Items match based on text descriptions in a dataset

a.jain · January 7, 2020, 2:43pm

I have a long list of item descriptions. Some of these descriptions are duplicates but the text is not exactly matching. For example: descriptions are like "The Brawn White Bolt Laser 10W" and "Laser for 10 Watt White Bolt". Though these are the same items but having different descriptions. There are many items as such in the list. My objective is to find out such common items based on their descriptions.

I have a thought to find the nouns in each description field and match them across each other. Segregate those item descriptions that matches with most common nouns. Just wondering if it is making any sense? Is there any algorithm for that in R? Is there any other way to do this kind of matching?

woodward · January 7, 2020, 10:49pm

You need to provide more information. If there are only a few different descriptions you can standardise them manually. Or maybe you can use simple string manipulation to standardise them.

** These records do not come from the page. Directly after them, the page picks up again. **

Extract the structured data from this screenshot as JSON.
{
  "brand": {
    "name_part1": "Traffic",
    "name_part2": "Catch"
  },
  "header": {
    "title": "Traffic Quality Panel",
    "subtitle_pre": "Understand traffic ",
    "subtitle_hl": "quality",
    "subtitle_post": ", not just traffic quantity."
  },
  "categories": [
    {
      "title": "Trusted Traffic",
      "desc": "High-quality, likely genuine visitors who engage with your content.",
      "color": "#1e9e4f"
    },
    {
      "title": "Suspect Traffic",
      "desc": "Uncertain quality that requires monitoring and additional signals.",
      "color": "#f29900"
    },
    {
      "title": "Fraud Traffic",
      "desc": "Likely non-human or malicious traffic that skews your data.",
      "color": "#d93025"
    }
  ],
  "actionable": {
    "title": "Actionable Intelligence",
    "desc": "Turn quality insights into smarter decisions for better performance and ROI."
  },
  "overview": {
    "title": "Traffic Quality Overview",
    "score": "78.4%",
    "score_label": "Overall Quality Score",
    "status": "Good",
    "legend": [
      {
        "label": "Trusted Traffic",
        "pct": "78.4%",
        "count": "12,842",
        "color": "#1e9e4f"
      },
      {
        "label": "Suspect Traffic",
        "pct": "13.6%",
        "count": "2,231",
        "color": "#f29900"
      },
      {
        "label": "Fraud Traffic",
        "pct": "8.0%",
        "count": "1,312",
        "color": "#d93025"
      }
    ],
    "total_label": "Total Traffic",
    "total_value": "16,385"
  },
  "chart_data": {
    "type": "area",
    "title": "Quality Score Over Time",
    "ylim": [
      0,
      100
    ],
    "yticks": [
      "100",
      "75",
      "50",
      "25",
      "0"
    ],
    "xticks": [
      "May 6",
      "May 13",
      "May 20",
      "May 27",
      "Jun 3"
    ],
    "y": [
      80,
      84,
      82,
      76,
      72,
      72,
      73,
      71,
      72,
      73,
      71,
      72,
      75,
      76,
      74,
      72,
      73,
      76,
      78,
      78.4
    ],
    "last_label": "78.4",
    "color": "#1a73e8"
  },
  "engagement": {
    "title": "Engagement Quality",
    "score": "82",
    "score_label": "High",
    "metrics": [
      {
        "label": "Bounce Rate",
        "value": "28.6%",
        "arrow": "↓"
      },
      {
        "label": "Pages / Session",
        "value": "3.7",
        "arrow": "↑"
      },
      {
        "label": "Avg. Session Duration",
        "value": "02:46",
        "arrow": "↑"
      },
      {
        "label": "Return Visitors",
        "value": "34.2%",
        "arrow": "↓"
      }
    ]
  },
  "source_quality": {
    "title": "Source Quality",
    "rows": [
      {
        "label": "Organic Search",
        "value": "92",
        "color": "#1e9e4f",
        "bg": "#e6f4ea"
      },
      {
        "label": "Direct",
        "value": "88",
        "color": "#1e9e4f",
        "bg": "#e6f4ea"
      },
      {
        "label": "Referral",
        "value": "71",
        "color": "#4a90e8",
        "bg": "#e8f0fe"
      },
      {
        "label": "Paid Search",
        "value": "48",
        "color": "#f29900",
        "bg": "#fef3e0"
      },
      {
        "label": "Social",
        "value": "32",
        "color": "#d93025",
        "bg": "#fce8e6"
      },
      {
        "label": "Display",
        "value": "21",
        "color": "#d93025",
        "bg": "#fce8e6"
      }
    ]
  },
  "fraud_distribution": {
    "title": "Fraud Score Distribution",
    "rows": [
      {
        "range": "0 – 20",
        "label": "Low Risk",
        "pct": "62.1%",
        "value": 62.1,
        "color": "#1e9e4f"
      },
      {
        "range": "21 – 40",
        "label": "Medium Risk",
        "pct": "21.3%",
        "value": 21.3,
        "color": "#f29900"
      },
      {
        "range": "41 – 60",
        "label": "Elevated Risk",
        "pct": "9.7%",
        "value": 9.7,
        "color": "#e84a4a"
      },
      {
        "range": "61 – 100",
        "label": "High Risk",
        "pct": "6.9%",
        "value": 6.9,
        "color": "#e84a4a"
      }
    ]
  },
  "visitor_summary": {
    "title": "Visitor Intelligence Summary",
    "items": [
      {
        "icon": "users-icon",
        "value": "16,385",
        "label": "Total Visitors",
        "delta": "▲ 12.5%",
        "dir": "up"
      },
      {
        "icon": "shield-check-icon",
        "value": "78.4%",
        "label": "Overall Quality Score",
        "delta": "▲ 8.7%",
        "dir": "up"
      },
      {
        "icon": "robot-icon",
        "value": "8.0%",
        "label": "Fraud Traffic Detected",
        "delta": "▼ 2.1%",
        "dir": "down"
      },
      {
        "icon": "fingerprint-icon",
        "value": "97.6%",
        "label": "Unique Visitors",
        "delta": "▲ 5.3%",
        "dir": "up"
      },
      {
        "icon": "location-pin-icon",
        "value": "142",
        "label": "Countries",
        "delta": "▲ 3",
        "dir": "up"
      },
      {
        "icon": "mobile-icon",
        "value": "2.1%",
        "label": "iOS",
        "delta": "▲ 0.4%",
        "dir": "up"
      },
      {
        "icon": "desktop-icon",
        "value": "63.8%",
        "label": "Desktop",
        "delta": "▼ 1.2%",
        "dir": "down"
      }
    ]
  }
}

If you have an item code (e.g. stock control unit SKU) you can use that. In the worst case it is a difficult language processing problem.

Please provide a sample of your data using dput.

andresrcs · January 8, 2020, 3:07am

You could try fuzzy matches using tidystringdist see this related thread

a.jain · January 8, 2020, 10:24am

Thanks woodward for your reply..There are 36451 item descriptions.
Please see the sample data using dput()

dput(head(data,20))

structure(list(Item # = c("22300406", "2G10089L12", "2G10156",
"2G10198", "2G10201L12", "2G10244L12", "2G10278", "2G10303",
"2G10306", "2G10307", "2G10308", "2G10316", "2G10327", "2G10341L12",
"2G10458", "2G10483", "2G1055", "2G10557", "2G10610", "2G10694"
), Description = c("SGM-02B312PY MOTOR", "VE-001572 TURNBUCKLE, KNUCKLE JOINT",
"ROBOT, HYD BASIN", "SGM-02B312PY-X1 MOTOR", "HOSE/GUN MODULE 1028328A",
"Laser for 10 Watt White Bolt", "BUSHING, 4429K425, REDUCER 1-1/2" MALE NPT TO 3/4"",
"HOSE/GUN MODULE 1028328A", "VN007052, CYLINDER RETURN BRACKET",
"G020900, HYDRATION PS2 EOAT", "BUSHING, 4429K425, REDUCER 1-1/4" MALE NPT TO 3/4"",
"VN007052 C, CYLINDER RETURN BRACKET", "1028328A HOSE/GUN MODULE",
"VE-001572 TURNBUCKLE, KNUCKLE JOINT", "MY1H20-200 CYLINDER",
"INTERFACE 8 PORT BLOCK", "The Brawn White Bolt Laser 10W", "MY1H20-200-10 CYLINDER",
"SGM-02B312PY-X2 MOTOR", "BLOCK, INTERFACE 8 PORT, C04T8N-00-PB-050M"
)), row.names = c(NA, -20L), class = c("tbl_df", "tbl", "data.frame"
))

Thanks...

a.jain · January 8, 2020, 11:35am

Thanks andresrcs for connecting me to the related thread. I tried fuzzy matches using tidystringdist but the line of code,

match <- tidy_comb_all(data$Description)

ran for around 20 minutes and thereafter I got an error as "Error: cannot allocate vector of size 7.6 Gb"

The code works fine for small data set but as I am having 36451 item descriptions, it is not executing. Is there any workaround on this? Thanks...

woodward · January 8, 2020, 3:49pm

This is going to be tough for an algorithm, Even as a human I don't know whether some of these items are the same or different. Item names can be different by a single character, and are actually different items.
e.g.
"BUSHING, 4429K425, REDUCER 1-1/2" MALE NPT TO 3/4"" = "BUSHING, 4429K425, REDUCER 1-1/4" MALE NPT TO 3/4"?
"SGM-02B312PY MOTOR" = "SGM-02B312PY-X1 MOTOR"? = "SGM-02B312PY-X2 MOTOR??

Are the Item # unique? Can't you just use that?

Your structure() is misformed, maybe because of the " symbols.

system · January 29, 2020, 3:49pm

This topic was automatically closed 21 days after the last reply. New replies are no longer allowed.